When you create a CloudFront distribution with an origin pointing to your S3 bucket, you enable caching on Edge locations. Consequent requests to the same objects will be served from the Edge cache which is faster for the end user and also reduces the load on your origin. CloudFront is primarily used as a content delivery service.
When you enable S3 Transfer Acceleration for your S3 bucket and use <bucket>.s3-accelerate.amazonaws.com instead of the default S3 endpoint, the transfers are performed via the same Edge locations, but the network path is optimized for long-distance large-object uploads. Extra resources and optimizations are used to achieve higher throughput. No caching on Edge locations.
More inromation:
https://aws.amazon.com/blogs/aws/aws-storage-update-amazon-s3-transfer-acceleration-larger-snowballs-in-more-regions/
http://docs.aws.amazon.com/AmazonS3/latest/dev/transfer-acceleration-examples.html
https://aws.amazon.com/about-aws/whats-new/2016/04/transfer-files-into-amazon-s3-up-to-300-percent-faster/
If you are interested in the difference between these two options pertaining to uploading content to S3 you may be interested in the following from Amazon's FAQ for S3:
Q. How should I choose between Transfer Acceleration and Amazon
CloudFront’s PUT/POST? Transfer Acceleration optimizes the TCP
protocol and adds additional intelligence between the client and the
S3 bucket, making Transfer Acceleration a better choice if a higher
throughput is desired. If you have objects that are smaller than 1GB
or if the data set is less than 1GB in size, you should consider using
Amazon CloudFront's PUT/POST commands for optimal performance.
As the FAQ answer states, transfer acceleration should be used if you need higher throughput.
Per the FAQs:
Q: How should I choose between S3 Transfer Acceleration and Amazon CloudFront’s PUT/POST?
S3 Transfer Acceleration optimizes the TCP protocol and adds additional intelligence between the client and the S3 bucket, making S3 Transfer Acceleration a better choice if a higher throughput is desired.
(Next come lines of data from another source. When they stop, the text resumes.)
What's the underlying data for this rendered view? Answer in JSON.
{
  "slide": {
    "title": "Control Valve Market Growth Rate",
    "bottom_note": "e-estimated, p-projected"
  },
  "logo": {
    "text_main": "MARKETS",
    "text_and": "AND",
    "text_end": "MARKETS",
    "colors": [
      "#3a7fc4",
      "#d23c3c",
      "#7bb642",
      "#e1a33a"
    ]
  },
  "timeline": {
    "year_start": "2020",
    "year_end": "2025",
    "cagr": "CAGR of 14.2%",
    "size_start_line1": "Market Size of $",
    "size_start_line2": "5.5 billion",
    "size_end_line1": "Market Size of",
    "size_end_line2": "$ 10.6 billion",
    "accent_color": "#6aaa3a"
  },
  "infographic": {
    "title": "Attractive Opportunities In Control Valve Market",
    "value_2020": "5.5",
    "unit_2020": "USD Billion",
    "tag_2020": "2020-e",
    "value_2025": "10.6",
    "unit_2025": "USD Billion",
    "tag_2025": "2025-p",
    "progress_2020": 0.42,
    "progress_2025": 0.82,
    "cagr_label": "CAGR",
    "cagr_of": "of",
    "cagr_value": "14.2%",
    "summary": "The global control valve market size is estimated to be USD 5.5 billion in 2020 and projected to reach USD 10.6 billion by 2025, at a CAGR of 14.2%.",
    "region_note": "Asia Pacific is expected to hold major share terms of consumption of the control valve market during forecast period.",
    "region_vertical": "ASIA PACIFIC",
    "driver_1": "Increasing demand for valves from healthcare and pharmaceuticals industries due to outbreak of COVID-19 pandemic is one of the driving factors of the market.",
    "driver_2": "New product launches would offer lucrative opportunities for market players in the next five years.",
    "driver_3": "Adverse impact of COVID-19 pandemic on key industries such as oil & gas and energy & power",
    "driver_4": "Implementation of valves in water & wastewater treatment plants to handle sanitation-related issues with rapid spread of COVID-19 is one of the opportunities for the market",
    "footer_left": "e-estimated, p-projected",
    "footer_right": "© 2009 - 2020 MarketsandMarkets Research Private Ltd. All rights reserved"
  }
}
If you have objects that are smaller than 1GB or if the data set is less than 1GB in size, you should consider using Amazon CloudFront's PUT/POST commands for optimal performance.
https://aws.amazon.com/s3/faqs/#s3ta
both Amazon cloudfront and amazon S3 are very different. Here is what these are for:
Amazon S3 provides a storage service on the internet while Amazon CloudFront is a web service for content delivery. Amazon S3 uses its own global network of websites while Amazon CloudFront delivers your content through a worldwide network of edge locations. Major differences in the features of both these services are mentioned Here.
And if you want to know about the S3 transfer accelerators, it actually takes advantage of Amazon CloudFront’s globally distributed edge locations to deliver/transfer fast, easy, and secure way of files over long distances between your client and an S3 bucket. Want to read more about S3 transfer accelerator, click here.
CloudFront is download direction only, so it is not offering a performant upload to the origin. Whereas S3 with Transfer Acceleration, it will utilize Edge locations like CloudFront both for upload and download.